Смотрите, как Бунин воспринимает, чисто физически, тех, против кого в сознании и подсознании его сословия уже готовилась Гражданская война. Это сословие рыдало бы от восторга, если бы дьявол по горло ходил в крови этих людей. Бунин описывает рядовую рабочую демонстрацию в Москве 25 февраля 1918 года, когда до реальной войны было еще далеко:
Знамена, плакаты, музыка — и, кто в лес, кто по дрова, в сотни глоток:
— Вставай, подымайся, рабочай народ!
Голоса утробные, первобытные. Лица у женщин чувашские, мордовские, у мужчин, все как на подбор, преступные, иные прямо сахалинские.
Римляне ставили на лица своих каторжников клейма: «Cave furem». На эти лица ничего не надо ставить, — и без всякого клейма все видно…
И Азия, Азия — солдаты, мальчишки, торг пряниками, халвой, папиросами.

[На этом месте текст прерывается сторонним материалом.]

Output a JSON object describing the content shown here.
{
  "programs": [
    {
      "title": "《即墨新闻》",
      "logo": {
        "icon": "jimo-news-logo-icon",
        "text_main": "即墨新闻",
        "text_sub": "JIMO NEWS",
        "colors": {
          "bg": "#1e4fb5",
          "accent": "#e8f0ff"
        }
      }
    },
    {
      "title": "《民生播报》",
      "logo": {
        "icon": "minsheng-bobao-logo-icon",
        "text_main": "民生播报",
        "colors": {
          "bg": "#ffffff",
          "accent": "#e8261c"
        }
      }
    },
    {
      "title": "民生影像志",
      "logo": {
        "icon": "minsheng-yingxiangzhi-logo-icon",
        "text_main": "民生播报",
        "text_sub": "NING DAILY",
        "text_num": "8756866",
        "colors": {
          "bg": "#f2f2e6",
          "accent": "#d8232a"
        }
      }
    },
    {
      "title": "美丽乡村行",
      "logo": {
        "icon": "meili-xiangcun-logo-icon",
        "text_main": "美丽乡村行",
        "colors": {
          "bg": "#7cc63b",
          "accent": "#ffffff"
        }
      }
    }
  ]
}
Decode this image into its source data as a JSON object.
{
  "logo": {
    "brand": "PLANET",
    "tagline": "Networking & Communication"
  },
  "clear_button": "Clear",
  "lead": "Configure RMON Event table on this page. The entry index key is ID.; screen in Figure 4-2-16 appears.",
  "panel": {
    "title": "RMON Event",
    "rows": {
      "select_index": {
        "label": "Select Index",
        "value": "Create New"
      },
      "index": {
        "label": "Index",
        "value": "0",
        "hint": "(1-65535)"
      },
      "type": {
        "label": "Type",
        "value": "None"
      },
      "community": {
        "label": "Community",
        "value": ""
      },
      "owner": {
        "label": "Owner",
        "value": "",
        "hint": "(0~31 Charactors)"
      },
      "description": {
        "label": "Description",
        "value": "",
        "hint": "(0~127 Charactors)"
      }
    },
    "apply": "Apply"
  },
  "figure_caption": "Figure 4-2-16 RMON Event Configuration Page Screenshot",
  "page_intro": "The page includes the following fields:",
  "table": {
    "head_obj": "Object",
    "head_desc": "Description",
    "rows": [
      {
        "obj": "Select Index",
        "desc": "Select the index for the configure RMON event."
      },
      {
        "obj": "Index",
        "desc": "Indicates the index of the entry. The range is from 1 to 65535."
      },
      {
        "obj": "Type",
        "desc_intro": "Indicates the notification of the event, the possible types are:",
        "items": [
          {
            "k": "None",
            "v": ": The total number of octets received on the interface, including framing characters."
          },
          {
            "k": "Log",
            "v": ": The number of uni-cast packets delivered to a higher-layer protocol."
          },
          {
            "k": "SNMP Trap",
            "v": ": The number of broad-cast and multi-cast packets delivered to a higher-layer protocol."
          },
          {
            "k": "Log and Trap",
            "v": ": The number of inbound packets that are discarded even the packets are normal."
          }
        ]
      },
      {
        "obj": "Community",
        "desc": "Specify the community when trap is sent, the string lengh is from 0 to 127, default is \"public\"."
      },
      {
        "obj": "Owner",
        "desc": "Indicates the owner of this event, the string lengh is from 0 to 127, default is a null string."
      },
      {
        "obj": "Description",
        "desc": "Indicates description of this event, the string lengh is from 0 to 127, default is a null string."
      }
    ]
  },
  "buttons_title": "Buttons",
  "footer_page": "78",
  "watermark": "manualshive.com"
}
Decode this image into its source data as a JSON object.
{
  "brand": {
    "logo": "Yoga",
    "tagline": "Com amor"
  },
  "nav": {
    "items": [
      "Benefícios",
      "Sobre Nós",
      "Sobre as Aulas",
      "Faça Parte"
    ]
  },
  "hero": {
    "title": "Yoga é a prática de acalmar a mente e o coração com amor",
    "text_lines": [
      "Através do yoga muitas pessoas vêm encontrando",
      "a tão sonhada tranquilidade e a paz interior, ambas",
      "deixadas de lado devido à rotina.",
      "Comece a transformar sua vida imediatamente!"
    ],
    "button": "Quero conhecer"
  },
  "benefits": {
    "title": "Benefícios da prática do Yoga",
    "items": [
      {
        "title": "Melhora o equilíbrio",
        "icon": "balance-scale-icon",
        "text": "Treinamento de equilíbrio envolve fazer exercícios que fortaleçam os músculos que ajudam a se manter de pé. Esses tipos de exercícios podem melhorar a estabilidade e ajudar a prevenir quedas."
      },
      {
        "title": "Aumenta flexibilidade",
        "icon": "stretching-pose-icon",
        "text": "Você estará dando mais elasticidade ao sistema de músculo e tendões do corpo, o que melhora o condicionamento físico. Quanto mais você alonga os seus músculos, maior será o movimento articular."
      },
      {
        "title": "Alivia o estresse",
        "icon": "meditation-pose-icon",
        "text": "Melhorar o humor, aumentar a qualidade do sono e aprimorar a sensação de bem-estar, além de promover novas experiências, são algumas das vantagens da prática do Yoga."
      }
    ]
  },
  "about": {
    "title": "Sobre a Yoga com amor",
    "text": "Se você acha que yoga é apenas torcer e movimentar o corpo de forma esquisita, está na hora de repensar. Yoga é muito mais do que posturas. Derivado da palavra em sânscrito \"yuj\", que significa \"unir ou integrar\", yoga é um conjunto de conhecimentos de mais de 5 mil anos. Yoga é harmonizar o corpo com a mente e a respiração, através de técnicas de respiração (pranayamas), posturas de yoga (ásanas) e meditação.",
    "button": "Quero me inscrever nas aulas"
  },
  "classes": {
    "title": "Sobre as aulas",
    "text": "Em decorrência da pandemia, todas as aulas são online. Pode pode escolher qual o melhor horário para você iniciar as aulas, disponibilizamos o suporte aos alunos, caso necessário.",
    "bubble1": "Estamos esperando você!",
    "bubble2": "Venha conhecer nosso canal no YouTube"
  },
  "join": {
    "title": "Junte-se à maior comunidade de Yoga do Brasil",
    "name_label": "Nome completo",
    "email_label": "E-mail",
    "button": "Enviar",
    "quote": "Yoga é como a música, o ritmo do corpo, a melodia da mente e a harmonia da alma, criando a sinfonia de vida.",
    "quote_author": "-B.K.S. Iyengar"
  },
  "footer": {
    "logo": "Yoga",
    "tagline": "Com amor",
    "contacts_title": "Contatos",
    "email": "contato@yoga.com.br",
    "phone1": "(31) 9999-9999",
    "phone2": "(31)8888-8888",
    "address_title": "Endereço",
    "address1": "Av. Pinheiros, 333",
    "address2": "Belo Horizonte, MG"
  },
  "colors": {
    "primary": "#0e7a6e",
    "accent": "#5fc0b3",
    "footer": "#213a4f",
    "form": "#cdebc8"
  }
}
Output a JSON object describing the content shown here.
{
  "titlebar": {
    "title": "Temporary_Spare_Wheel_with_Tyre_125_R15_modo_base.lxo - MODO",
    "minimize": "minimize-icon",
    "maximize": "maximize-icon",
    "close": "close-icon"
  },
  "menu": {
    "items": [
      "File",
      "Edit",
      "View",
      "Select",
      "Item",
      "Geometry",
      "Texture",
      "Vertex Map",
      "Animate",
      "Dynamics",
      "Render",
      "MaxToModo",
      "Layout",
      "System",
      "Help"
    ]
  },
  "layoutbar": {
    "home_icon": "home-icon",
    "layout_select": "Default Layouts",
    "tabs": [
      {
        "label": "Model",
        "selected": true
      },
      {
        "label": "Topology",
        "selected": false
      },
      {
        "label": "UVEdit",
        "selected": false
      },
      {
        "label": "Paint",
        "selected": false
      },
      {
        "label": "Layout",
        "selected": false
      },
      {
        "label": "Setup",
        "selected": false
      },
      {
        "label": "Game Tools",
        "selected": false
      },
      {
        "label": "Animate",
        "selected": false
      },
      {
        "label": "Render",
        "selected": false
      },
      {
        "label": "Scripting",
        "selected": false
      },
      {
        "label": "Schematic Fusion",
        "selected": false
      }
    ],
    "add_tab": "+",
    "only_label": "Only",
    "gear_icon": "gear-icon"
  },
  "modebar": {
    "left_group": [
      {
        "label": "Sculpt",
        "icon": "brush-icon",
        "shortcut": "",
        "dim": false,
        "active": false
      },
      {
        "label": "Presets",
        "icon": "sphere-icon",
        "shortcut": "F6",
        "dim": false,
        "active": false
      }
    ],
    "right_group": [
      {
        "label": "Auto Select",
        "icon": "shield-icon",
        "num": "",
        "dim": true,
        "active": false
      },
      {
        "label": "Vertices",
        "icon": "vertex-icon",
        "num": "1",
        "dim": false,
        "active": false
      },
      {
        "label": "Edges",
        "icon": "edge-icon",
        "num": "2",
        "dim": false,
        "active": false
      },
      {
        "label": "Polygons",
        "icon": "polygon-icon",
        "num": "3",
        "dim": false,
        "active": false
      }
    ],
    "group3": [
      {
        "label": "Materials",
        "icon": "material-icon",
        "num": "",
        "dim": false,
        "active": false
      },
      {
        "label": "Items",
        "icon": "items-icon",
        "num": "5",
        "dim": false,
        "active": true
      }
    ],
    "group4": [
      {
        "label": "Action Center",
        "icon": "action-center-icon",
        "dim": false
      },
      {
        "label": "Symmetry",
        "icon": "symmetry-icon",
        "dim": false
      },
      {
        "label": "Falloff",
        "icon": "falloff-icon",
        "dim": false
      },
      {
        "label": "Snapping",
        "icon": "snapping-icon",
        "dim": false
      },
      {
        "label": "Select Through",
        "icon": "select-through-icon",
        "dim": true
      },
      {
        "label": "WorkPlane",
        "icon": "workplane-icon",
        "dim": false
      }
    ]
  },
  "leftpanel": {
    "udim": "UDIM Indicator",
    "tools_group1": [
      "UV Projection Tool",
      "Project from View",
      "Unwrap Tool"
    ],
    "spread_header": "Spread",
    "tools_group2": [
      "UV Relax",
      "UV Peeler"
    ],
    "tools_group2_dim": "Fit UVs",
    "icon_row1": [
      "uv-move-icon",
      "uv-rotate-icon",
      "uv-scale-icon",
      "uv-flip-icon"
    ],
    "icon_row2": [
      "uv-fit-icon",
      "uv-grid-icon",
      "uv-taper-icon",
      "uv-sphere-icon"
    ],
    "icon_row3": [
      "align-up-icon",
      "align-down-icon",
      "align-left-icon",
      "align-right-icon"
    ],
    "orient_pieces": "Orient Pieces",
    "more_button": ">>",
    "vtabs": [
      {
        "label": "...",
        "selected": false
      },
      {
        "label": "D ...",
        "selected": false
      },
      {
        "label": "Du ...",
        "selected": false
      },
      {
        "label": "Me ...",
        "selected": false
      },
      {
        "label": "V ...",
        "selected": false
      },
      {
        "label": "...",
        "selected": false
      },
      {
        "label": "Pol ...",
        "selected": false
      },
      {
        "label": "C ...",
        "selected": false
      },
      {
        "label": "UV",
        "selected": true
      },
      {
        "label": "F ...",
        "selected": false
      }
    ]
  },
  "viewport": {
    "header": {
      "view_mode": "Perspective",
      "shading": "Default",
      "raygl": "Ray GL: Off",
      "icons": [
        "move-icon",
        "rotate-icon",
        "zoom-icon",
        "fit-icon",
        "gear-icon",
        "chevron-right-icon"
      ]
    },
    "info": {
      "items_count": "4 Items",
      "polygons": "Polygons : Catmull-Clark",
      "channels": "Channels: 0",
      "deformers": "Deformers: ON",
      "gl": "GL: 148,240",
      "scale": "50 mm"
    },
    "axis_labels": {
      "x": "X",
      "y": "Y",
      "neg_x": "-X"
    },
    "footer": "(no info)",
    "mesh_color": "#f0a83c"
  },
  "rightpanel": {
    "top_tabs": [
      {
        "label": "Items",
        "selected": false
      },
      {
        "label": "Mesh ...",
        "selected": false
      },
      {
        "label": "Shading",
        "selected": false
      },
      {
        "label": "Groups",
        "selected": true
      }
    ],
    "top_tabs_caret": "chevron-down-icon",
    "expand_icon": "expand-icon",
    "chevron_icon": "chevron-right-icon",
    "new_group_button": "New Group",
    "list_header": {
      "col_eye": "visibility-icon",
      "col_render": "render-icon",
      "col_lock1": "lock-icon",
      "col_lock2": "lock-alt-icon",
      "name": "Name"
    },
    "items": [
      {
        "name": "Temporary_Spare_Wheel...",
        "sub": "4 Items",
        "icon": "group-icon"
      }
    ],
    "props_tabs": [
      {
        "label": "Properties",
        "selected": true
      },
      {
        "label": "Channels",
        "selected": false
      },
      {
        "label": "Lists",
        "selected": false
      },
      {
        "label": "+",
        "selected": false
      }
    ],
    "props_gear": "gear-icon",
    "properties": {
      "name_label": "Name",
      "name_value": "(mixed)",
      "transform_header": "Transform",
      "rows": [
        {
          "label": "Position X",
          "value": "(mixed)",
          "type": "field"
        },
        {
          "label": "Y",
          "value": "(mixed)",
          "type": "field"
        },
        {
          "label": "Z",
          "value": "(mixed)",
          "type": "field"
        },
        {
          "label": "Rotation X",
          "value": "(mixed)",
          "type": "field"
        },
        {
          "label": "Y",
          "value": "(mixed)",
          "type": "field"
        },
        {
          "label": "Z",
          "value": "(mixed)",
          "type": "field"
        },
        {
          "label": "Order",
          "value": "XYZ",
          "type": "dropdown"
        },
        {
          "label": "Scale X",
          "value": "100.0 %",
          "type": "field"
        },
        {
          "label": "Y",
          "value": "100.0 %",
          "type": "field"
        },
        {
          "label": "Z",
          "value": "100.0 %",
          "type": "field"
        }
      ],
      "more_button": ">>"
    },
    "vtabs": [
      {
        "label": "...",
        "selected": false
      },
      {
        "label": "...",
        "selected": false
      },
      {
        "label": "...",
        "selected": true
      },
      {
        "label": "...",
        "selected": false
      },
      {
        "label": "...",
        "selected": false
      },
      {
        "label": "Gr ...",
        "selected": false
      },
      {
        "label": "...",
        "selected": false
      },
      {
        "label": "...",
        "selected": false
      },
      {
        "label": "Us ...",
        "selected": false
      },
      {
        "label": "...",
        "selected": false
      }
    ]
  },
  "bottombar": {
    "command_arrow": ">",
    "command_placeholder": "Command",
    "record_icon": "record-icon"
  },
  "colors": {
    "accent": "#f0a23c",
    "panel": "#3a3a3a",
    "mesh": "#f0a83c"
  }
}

Восточный крик, говор— и какие мерзкие даже и по цвету лица, желтые и мышиные волосы! У солдат и рабочих, то и дело грохочущих на грузовиках, морды торжествующие.
И дальше, уже из Одессы:
А сколько лиц бледных, скуластых, с разительно асимметричными чертами среди этих красноармейцев и вообще среди русского простонародья, — сколько их, этих атавистических особей, круто замешанных на монгольском атавизме! Весь, Мурома, Чудь белоглазая…
Здесь — представление всего «русского простонародья» как биологически иного подвида, как не ближнего. Это — извечно необходимое внушение и самовнушение, снимающее инстинктивный запрет на убийство ближнего, представителя одного с тобой биологического вида. Это и есть самая настоящая русофобия.
Кстати, эта ненависть элиты к русскому простонародью не утихла даже после Отечественной войны, когда наш народ представлял собой «нацию инвалидов и вдов». Как они ждали, чтобы начавшаяся холодная война переросла в горячую! Вот что пишет в эмиграции любимая нашими демократами писательница Н.Берберова 27 февраля 1947 г. Керенскому: «Для меня сейчас «русский народ» это масса, которая через 10 лет будет иметь столько-то солдат, а через 20 — столько-то для борьбы с Европой и Америкой…. Что такое «его достояние»? Цепь безумств, жестокостей и мерзостей». И позже, 6 ноября: «Одно утешение: что будущая война будет первая за много десятилетий необходимая и нужная».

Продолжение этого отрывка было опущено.